The study used data from the government's Centers for Medicare and Medicaid Services, which oversees those health programs, covering Medicare plan types, enrollee composition, pan quality measures, spending levels, and other quality measurements in more than 3,000 counties, then tracked changes in those measures as reimbursements changed.
The Wharton findings about how little of the Advantage reimbursements help enrollees are just devastating. The authors looked extremely hard for evidence that higher reimbursements showed up in more positives for patients. Here's how that turned out:
Are higher payments to the insurers associated with fewer restrictions on care or better outcomes? "No evidence of a significant relationship."
More intensive treatments? "No significant association."
Any change in the health profile of members? No "evidence of changes."
More access to specialists? More doctor visits? Better mental health status? "No evidence of a significant relationship."
But no. "No evidence of changes" in selection or enrollee composition.
The new findings track very closely to previous studies of Medicare Advantage. A study by Austin Frakt of Boston University and colleagues placed the pass-through to patients even lower, at 14 cents of every dollar of additional reimbursement. The National Committee to Preserve Social Security and Medicare pointed the finger at unethical marketing of Advantage plans by insurers, and also debunked the industry's claim--cynically repeated by the GOP anti-ACA lobby--that cuts in Advantage reimbursements would fall hardest on low-income seniors.

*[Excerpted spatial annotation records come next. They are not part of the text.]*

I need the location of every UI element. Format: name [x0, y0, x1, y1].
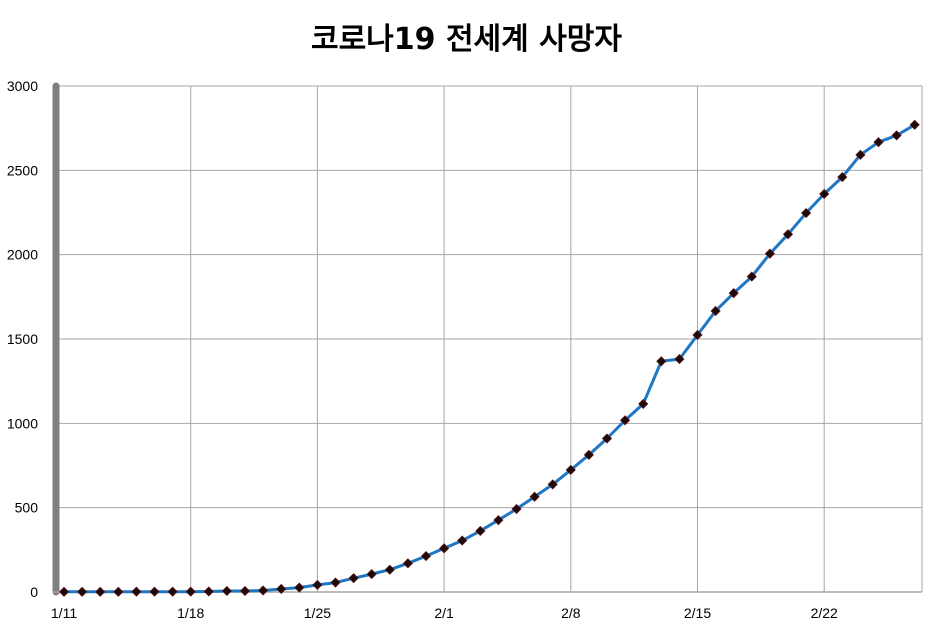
y-tick-label: 1000	[7, 415, 38, 431]
y-tick-label: 1500	[7, 331, 38, 347]
data-point	[294, 582, 305, 593]
data-point	[239, 585, 251, 597]
grid-lines	[56, 85, 923, 592]
series-line	[64, 123, 916, 594]
data-point	[764, 248, 775, 259]
data-point	[891, 130, 902, 141]
data-point	[873, 137, 884, 148]
data-point	[583, 449, 594, 460]
data-point	[58, 586, 70, 597]
x-tick-label: 2/1	[434, 605, 454, 621]
y-tick-label: 3000	[7, 78, 38, 94]
data-point	[837, 172, 848, 183]
data-point	[493, 515, 504, 526]
data-point	[439, 543, 450, 554]
data-point	[601, 433, 613, 444]
data-point	[620, 415, 631, 426]
data-point	[167, 586, 178, 597]
x-tick-label: 1/11	[51, 605, 77, 621]
data-point	[384, 564, 395, 575]
data-points	[58, 119, 920, 597]
data-point	[95, 586, 106, 597]
data-point	[312, 579, 323, 590]
x-tick-label: 2/22	[811, 605, 838, 621]
data-point	[565, 464, 576, 475]
data-point	[855, 149, 866, 160]
data-point	[185, 586, 196, 597]
data-point	[674, 354, 685, 365]
data-point	[819, 188, 830, 200]
y-tick-labels: 0 500 1000 1500 2000 2500 3000	[7, 78, 38, 600]
data-point	[511, 503, 522, 515]
chart-title: 코로나19 전세계 사망자	[310, 22, 623, 57]
data-point	[420, 551, 432, 562]
data-point	[801, 207, 812, 219]
data-point	[77, 586, 88, 597]
x-tick-labels: 1/11 1/18 1/25 2/1 2/8 2/15 2/22	[51, 605, 838, 621]
data-point	[366, 569, 377, 580]
data-point	[746, 271, 757, 282]
data-point	[782, 229, 794, 240]
data-point	[276, 583, 287, 595]
data-point	[258, 585, 269, 596]
data-point	[909, 119, 920, 130]
x-tick-label: 2/8	[561, 605, 581, 621]
data-point	[457, 535, 468, 546]
data-point	[113, 586, 124, 597]
series-line-layer	[64, 123, 916, 594]
y-tick-label: 500	[15, 500, 39, 516]
data-point	[348, 573, 359, 584]
data-point	[728, 288, 739, 299]
data-point	[203, 586, 214, 597]
data-point	[529, 491, 540, 502]
data-point	[221, 585, 232, 597]
data-point	[402, 558, 413, 569]
data-point	[330, 577, 341, 588]
data-point	[475, 525, 486, 537]
x-tick-label: 2/15	[684, 605, 711, 621]
y-tick-label: 2500	[7, 162, 38, 178]
data-point	[149, 586, 160, 597]
data-point	[656, 356, 667, 367]
data-point	[131, 586, 142, 597]
x-tick-label: 1/18	[177, 605, 204, 621]
y-tick-label: 2000	[7, 247, 38, 263]
y-tick-label: 0	[30, 584, 38, 600]
data-point	[547, 479, 558, 490]
x-tick-label: 1/25	[304, 605, 331, 621]
data-point	[710, 305, 721, 317]
data-point	[638, 398, 649, 410]
data-point	[692, 329, 703, 341]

You shouldn't be surprised that the health insurance industry is leading the charge against Advantage cuts, terming them "devastating for seniors." Devastating to the insurers' bottom lines, they mean to say. It's important to remember that the money comes from premiums paid by non-Advantage enrollees in Medicare, and from taxpayers.
Republicans love to portray themselves as guardians of the public purse. Yet here they are, lining up to protect one of the most wasteful claims on government resources of all. What could account for that?